Knowing partly what goes into all of this, I can see that it required a lot of
time and attention to detail  and you always post fairly polished images, even
if they are only WIPS.
>
> I'm not very familier wit Paul Nylander's work. Those macros seem like a good
> start for a library for complex calculations. But the Pow() macro could need
> some work to allow for the exponent to also be a complex number.
http://bugman123.com/index.html
Complex exponents  Oh, it makes my head hurt to even thing about that.
> I did not create macros to do the calculations, but arrays of functions and
> macros that assemble functions into new functions. For each complex operator
> there's two functions; one for calculating the real part and one for calculating
> the imaginary part.
Yes, since you are doing isosurfaces, it would have to be that way.
Not having done a great deal personally with complex math, I wasn't about to
start writing things from scratch, and wanted to just see what "known good code"
would spit out.
>
> >...
> > I made these two to just keep track
> >
> > #macro Argument (Re, Im)
> > atan2 (Re, Im)
> > #end
> >
> > #macro Modulus (Re, Im)
> > sqrt (pow (Re, 2) + pow (Im, 2))
> > #end
>
> I like your Modulus() macro better than the Abs() macro, because it does not
> rely on the underlying implementation of how the complex numbers are
> represented. I think that as few as possible of the macros should depend on the
> underlying implementations.
I was just working off of the definitions of the terms. Sometimes I mix and
match things without worrying about things too much, just to see what works
without overcomplicating things early on.
> Btw.: Why have you chosen to have a different
> atan2() call in your Argument() macro than in the Arg() macro ?
I believe the first one is Paul's, and the last one is one I wrote from scratch.
Again, just from definition of the term. If that gave rise to any "errors"  I
figured I could go back and fix them once I had some geometry rendered to
visually see what the problems were.
> > This is looking great! I'm sure there are a lot of other interesting complex
> > surfaces to be explored.
>
> I've started on a Github repository for my library. It's here:
> https://github.com/tok/POVRaycomplexfunctions
>
> Please note that this is a work in progress, so some features hasn't been added
> yet and much of it may change.
Nice.
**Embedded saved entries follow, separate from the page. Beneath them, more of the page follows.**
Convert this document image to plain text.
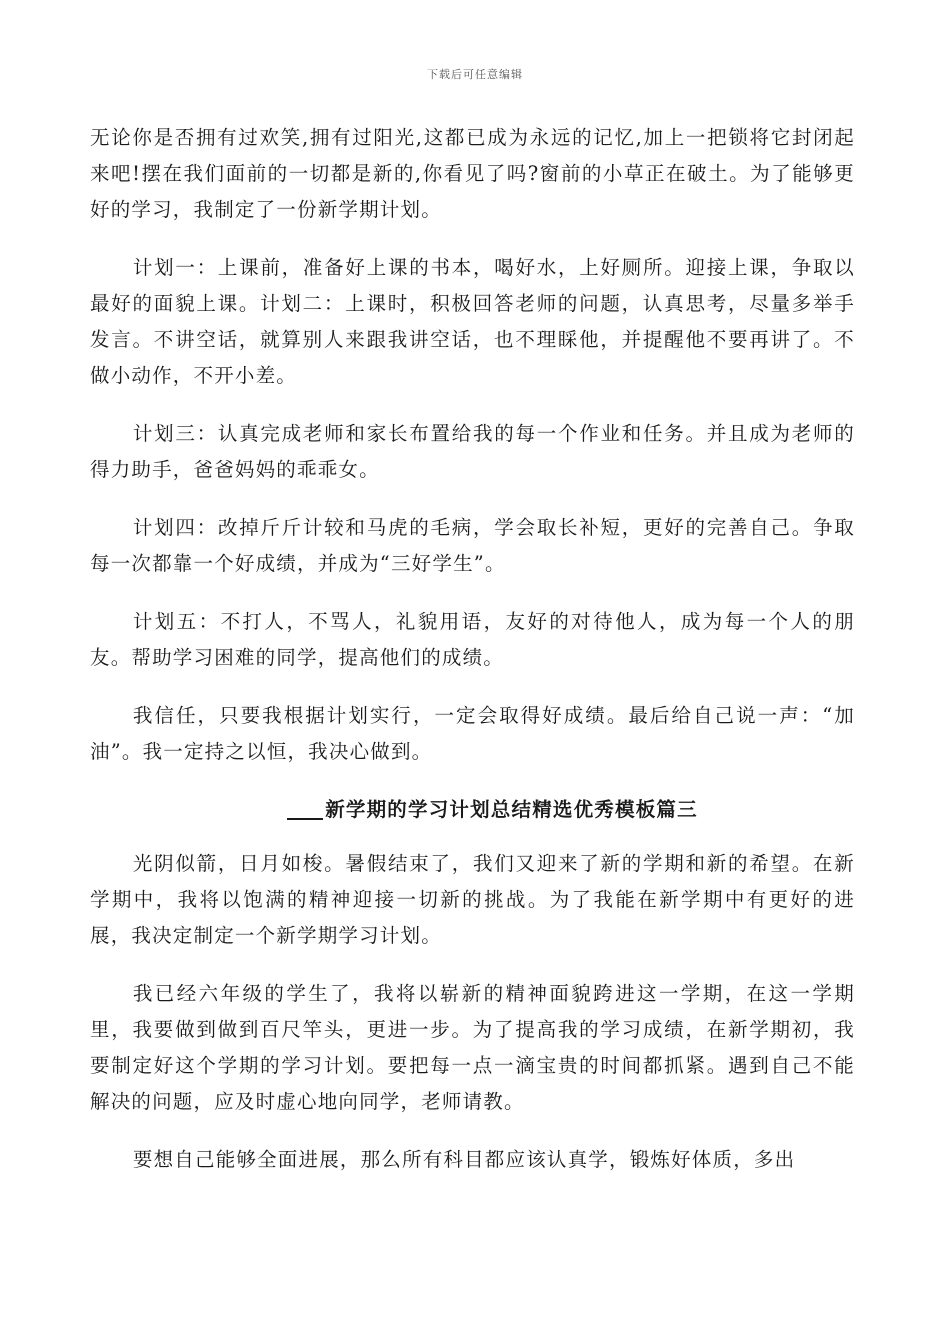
下载后可任意编辑

无论你是否拥有过欢笑,拥有过阳光,这都已成为永远的记忆,加上一把锁将它封闭起来吧!摆在我们面前的一切都是新的,你看见了吗?窗前的小草正在破土。为了能够更好的学习，我制定了一份新学期计划。

计划一：上课前，准备好上课的书本，喝好水，上好厕所。迎接上课，争取以最好的面貌上课。计划二：上课时，积极回答老师的问题，认真思考，尽量多举手发言。不讲空话，就算别人来跟我讲空话，也不理睬他，并提醒他不要再讲了。不做小动作，不开小差。

计划三：认真完成老师和家长布置给我的每一个作业和任务。并且成为老师的得力助手，爸爸妈妈的乖乖女。

计划四：改掉斤斤计较和马虎的毛病，学会取长补短，更好的完善自己。争取每一次都靠一个好成绩，并成为“三好学生”。

计划五：不打人，不骂人，礼貌用语，友好的对待他人，成为每一个人的朋友。帮助学习困难的同学，提高他们的成绩。

我信任，只要我根据计划实行，一定会取得好成绩。最后给自己说一声：“加油”。我一定持之以恒，我决心做到。

新学期的学习计划总结精选优秀模板篇三

光阴似箭，日月如梭。暑假结束了，我们又迎来了新的学期和新的希望。在新学期中，我将以饱满的精神迎接一切新的挑战。为了我能在新学期中有更好的进展，我决定制定一个新学期学习计划。

我已经六年级的学生了，我将以崭新的精神面貌跨进这一学期，在这一学期里，我要做到做到百尺竿头，更进一步。为了提高我的学习成绩，在新学期初，我要制定好这个学期的学习计划。要把每一点一滴宝贵的时间都抓紧。遇到自己不能解决的问题，应及时虚心地向同学，老师请教。

要想自己能够全面进展，那么所有科目都应该认真学，锻炼好体质，多出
That would probably be well suited to printing out and looking over
during coffee break.
> > I'm also wondering how hard it would be to use mod()
> > to have an infinite array of those "black hole vortices" on a plane  in either
> > a rectangular or an alternating/hexagonal arrangement...
>
> That's an interesting idea: to have a mod() operator that can handle complex
> values. But I don't know how to implement that...
Naive question: Wouldn't you just process the Re and Im parts with mod first
before passing them on to the subsequent functions?
Maybe check out
http://www.dimensionsmath.org/Dim_E.htm
and perhaps get in touch with the authors, since they seem to have an amazing
grasp of both the math as well as POVRay.